Overwhelmingly, it’s better to tell your loved ones than not. Keeping the secret is not only hard, but the stress of hiding can add pressures that increase symptoms of bulimia.
When your loved ones know, even though it’s embarrassing to talk about, they are in a position to help. That help doesn’t necessarily mean they get to manage your life for you, but it does mean you’ll get an ally. If they don’t know, they can’t understand.
Eventually, those close to you will discover what’s going on anyhow. By broaching the subject yourself, you can have control over the conversation.
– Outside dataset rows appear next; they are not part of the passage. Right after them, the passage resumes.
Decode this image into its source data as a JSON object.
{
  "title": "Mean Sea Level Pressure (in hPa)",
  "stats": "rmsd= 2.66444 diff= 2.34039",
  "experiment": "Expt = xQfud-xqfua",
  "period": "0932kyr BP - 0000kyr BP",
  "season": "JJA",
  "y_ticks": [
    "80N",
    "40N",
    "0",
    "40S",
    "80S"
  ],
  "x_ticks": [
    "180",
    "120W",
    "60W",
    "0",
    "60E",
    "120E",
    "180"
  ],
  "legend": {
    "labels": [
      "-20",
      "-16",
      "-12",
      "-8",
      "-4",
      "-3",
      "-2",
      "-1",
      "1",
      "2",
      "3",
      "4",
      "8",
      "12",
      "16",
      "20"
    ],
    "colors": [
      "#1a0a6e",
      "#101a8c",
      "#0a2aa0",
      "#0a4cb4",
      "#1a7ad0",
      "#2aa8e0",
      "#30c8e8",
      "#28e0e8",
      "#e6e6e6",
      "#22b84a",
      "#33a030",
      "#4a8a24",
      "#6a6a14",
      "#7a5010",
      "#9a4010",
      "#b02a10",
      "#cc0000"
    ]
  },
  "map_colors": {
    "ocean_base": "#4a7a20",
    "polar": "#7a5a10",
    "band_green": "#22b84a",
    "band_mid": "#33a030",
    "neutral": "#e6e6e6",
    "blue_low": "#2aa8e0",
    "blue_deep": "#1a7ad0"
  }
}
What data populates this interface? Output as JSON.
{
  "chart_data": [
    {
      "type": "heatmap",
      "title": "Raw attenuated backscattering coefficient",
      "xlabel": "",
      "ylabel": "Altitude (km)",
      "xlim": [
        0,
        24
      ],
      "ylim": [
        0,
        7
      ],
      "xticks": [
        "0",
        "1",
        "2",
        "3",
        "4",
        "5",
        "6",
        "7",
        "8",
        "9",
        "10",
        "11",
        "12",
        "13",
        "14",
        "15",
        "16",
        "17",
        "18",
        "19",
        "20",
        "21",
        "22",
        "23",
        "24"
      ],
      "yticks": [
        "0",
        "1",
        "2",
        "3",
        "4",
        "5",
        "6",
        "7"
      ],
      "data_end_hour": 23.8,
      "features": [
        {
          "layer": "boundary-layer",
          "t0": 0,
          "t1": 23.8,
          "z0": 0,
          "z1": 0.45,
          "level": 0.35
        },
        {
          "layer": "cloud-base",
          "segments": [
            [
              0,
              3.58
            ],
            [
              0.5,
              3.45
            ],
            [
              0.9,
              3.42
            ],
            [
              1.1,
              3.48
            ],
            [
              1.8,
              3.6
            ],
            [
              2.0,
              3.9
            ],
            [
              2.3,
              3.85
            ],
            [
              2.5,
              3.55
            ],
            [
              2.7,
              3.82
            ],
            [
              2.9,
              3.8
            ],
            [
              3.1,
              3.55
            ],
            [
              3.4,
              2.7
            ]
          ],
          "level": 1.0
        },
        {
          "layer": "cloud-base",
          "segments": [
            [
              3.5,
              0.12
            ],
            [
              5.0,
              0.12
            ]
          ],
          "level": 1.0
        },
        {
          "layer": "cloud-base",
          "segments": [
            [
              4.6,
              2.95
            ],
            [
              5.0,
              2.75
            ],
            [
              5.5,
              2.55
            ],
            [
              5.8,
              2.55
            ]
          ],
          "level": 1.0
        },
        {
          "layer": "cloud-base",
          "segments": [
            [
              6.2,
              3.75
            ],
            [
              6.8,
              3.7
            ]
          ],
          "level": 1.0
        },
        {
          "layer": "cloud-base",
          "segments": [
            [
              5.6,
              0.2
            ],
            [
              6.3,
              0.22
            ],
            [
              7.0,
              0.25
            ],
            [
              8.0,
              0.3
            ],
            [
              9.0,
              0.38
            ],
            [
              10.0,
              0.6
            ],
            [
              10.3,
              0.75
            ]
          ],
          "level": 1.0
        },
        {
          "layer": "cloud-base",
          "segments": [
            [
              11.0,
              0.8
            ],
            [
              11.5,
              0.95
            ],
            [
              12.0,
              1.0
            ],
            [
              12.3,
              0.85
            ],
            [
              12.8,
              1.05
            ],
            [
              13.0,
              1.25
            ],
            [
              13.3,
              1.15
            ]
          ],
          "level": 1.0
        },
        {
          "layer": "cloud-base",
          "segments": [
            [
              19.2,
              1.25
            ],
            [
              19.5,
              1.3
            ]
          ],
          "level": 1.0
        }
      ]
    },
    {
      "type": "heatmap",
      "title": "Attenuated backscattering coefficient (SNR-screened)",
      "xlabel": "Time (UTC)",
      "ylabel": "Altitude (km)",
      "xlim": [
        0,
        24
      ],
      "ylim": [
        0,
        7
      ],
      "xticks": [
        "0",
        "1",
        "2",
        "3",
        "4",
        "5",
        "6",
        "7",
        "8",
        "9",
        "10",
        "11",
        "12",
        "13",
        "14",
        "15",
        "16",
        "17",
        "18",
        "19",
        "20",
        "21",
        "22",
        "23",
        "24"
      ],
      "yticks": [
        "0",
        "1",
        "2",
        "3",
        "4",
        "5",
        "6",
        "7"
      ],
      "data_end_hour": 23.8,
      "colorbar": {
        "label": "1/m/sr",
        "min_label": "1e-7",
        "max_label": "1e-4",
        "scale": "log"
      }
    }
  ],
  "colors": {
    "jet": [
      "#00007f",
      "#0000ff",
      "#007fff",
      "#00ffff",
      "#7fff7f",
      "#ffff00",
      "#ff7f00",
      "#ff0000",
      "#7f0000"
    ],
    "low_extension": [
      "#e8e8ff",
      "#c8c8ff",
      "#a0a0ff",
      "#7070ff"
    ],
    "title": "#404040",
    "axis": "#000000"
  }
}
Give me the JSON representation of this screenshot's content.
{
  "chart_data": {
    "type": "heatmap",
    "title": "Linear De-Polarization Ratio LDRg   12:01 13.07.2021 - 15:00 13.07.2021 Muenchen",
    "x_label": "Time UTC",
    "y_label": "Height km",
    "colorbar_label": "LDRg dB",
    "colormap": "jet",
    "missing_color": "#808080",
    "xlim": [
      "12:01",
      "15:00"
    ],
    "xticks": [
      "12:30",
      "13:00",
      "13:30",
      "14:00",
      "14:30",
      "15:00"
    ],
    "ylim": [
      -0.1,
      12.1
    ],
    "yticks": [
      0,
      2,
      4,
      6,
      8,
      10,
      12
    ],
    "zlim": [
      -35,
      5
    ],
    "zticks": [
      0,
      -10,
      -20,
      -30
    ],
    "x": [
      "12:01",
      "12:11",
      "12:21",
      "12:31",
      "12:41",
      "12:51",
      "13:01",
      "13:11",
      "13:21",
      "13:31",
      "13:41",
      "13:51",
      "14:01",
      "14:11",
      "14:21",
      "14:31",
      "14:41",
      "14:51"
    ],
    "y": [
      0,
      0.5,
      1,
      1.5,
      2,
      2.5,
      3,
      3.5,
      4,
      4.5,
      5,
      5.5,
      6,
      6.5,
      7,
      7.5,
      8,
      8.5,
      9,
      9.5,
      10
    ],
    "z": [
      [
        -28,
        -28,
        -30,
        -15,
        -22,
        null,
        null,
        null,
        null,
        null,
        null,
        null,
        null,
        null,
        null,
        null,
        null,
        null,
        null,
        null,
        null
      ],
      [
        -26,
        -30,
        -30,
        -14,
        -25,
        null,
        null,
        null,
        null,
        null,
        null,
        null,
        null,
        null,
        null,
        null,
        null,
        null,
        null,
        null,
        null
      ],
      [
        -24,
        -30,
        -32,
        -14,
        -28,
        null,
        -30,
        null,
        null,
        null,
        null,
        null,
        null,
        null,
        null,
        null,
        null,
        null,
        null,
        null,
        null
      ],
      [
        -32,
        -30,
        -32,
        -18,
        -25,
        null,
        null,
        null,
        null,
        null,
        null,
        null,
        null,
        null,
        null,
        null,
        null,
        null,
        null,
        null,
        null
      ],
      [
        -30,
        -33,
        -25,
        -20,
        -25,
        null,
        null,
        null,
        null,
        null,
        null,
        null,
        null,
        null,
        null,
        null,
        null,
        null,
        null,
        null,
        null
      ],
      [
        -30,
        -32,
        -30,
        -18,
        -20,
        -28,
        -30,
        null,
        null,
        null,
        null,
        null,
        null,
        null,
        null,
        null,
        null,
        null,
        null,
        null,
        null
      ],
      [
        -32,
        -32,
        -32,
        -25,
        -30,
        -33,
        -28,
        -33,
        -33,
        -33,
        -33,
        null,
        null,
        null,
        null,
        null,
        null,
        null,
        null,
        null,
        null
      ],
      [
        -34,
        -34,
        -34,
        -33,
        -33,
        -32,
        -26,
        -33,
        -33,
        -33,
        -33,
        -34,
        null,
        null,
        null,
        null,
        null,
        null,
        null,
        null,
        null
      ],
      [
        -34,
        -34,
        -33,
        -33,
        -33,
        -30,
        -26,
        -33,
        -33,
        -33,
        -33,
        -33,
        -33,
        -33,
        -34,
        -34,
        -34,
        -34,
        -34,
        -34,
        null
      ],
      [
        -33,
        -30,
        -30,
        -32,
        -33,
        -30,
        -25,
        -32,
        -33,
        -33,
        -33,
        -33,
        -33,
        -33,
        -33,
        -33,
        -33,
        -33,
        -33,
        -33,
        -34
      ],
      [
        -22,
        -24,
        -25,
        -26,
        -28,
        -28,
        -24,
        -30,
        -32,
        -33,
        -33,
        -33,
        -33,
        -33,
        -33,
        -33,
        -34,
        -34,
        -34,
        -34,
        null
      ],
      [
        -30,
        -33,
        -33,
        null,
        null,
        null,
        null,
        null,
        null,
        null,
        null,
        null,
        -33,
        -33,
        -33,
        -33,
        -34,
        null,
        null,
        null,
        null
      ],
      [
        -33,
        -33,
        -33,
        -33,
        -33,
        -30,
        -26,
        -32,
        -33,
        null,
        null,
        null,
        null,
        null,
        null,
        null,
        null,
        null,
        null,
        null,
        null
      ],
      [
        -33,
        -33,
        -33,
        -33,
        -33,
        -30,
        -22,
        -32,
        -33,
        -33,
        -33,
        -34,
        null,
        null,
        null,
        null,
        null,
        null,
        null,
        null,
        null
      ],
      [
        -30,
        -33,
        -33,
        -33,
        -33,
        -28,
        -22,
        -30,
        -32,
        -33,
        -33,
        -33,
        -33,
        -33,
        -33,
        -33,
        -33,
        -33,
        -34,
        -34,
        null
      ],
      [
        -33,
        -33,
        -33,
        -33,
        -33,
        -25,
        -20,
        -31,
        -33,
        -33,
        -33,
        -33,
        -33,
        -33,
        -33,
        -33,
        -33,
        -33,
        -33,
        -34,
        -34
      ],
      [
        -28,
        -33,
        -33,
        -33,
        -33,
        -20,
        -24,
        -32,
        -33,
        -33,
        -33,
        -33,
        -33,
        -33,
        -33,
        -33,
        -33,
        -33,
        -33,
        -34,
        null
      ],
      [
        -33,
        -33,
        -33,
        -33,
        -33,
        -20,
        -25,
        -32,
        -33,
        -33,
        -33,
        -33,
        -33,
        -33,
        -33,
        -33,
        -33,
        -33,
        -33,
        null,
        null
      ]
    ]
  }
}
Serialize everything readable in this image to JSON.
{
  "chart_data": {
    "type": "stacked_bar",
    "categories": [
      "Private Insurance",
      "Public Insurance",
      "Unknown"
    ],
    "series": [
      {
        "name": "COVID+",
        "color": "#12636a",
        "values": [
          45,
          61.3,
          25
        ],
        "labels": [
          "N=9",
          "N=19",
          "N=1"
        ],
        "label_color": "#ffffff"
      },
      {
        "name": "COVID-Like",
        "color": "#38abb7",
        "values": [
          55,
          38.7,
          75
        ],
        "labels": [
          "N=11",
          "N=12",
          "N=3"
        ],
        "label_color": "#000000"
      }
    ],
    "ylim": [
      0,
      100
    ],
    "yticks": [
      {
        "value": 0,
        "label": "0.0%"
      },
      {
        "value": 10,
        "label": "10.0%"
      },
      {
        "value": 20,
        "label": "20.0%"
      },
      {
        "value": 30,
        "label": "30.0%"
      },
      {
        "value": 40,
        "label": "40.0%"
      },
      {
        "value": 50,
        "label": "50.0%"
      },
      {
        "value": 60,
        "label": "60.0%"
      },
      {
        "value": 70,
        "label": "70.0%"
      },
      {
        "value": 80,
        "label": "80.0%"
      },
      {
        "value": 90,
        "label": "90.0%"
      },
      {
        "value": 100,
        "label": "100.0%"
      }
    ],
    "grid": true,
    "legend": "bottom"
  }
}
Too many bulimics simply blurt out the facts in a burst of emotion, sometimes as a verbal weapon, sometimes just because they’ve grown frustrated with their loved ones. It's much better to think things through and just come clean.
How do I talk about it?
First, you can practice. There are a host of forums where you can share your experiences anonymously with others who have the same eating disorder. Sharing in this way will help you talk about it with your loved ones; much of the conversation will repeat what you’ve already said online.
Second, learn as much about bulimia as you can and about how it affects you specifically. In this way you can talk about it less emotionally and more like how a doctor or therapist would. Keeping it emotionally neutral like this helps everyone focus on the facts instead of getting into blame.
Third, think about a good time to bring it up. Best are those relaxed times when the person you want to talk to can give you the attention the subject deserves. Often this is when you are driving somewhere, but any normally quiet time will do. The discussion has to be face-to-face. Don’t try to have a meaningful conversation about it by text message or even over the phone, unless these are your only options.
Fourth, think about what you want to accomplish with the conversation. Have some suggestions in mind for what they can do to help. If you just want a shoulder to lean on, say that. Our loved ones are often at a loss as to how they can help or what you want them to do. Tell them.
Most of all, don’t put it off. It can be a tough conversation to have, but you are going to feel much, much better for having done it.